Charles Zehren, a spokesman for Apollo, and Larry Pierce, a spokesman for Kinder Morgan, declined to comment. Tushar Pania, a spokesman for Reliance Industries, said the company doesn’t comment on speculation. Private-equity firms such as Apollo have been hunting for deals in the oil and gas industry KKR & Co agreed to the biggest-ever buyout of an oil and gas producer in November, with a $7.2 billion deal for Samson Investment Co.
The biggest buyout firms, including Apollo, KKR, and Blackstone Group LP, have been seeking to raise dedicated funds to invest in acquisitions of natural resources companies.
Spinoff
El Paso, which gets most of its revenue from pipelines, had been planning to spin off the exploration and production unit to shareholders before Kinder Morgan’s takeover offer.
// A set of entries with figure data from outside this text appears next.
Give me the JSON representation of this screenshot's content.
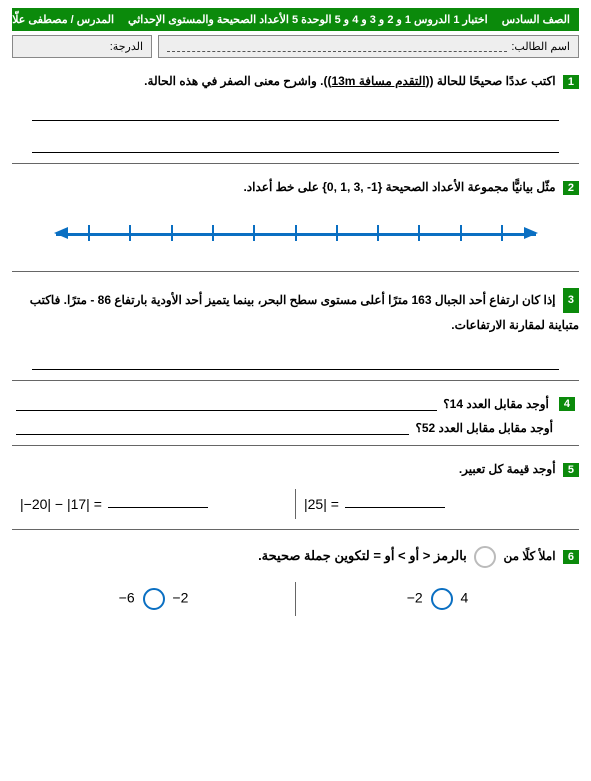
{
  "header": {
    "grade": "الصف السادس",
    "title": "اختبار 1 الدروس 1 و 2 و 3 و 4 و 5 الوحدة 5 الأعداد الصحيحة والمستوى الإحداثي",
    "teacher": "المدرس / مصطفى علّام"
  },
  "nameRow": {
    "student": "اسم الطالب:",
    "grade": "الدرجة:"
  },
  "q1": {
    "num": "1",
    "pre": "اكتب عددًا صحيحًا للحالة ((",
    "bold": "التقدم مسافة 13m",
    "post": ")). واشرح معنى الصفر في هذه الحالة."
  },
  "q2": {
    "num": "2",
    "text": "مثّل بيانيًّا مجموعة الأعداد الصحيحة  {1- ,3 ,1 ,0} على خط أعداد."
  },
  "numberline": {
    "tick_count": 11,
    "line_color": "#0a6fc2"
  },
  "q3": {
    "num": "3",
    "text": "إذا كان ارتفاع أحد الجبال 163 مترًا أعلى مستوى سطح البحر، بينما يتميز أحد الأودية بارتفاع 86 - مترًا. فاكتب متباينة لمقارنة الارتفاعات."
  },
  "q4": {
    "num": "4",
    "line1": "أوجد مقابل العدد 14؟",
    "line2": "أوجد مقابل مقابل العدد 52؟"
  },
  "q5": {
    "num": "5",
    "text": "أوجد قيمة كل تعبير."
  },
  "q5expr": {
    "left": "|25| =",
    "right": "|−20| − |17| ="
  },
  "q6": {
    "num": "6",
    "pre": "املأ كلًا من",
    "post": "بالرمز < أو > أو = لتكوين جملة صحيحة."
  },
  "q6pairs": {
    "a_left": "−2",
    "a_right": "4",
    "b_left": "−6",
    "b_right": "−2"
  }
}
The company owned drilling rights to 46,000 acres in Louisiana’s Haynesville Shale at the end of 2010, according to a regulatory filing, and 500,000 acres in the Eagle Ford Shale, Permian Basin and other fields in Texas. It also has 605,000 acres in the Raton Basin coal-bed methane field in New Mexico and Colorado.
US shale assets have the potential to more than double the world’s gas reserves according to the US Energy Information Agency. In the past decade, the country’s gas output jumped 11 percent, outpacing a 3.2 percent rise in consumption during the same period.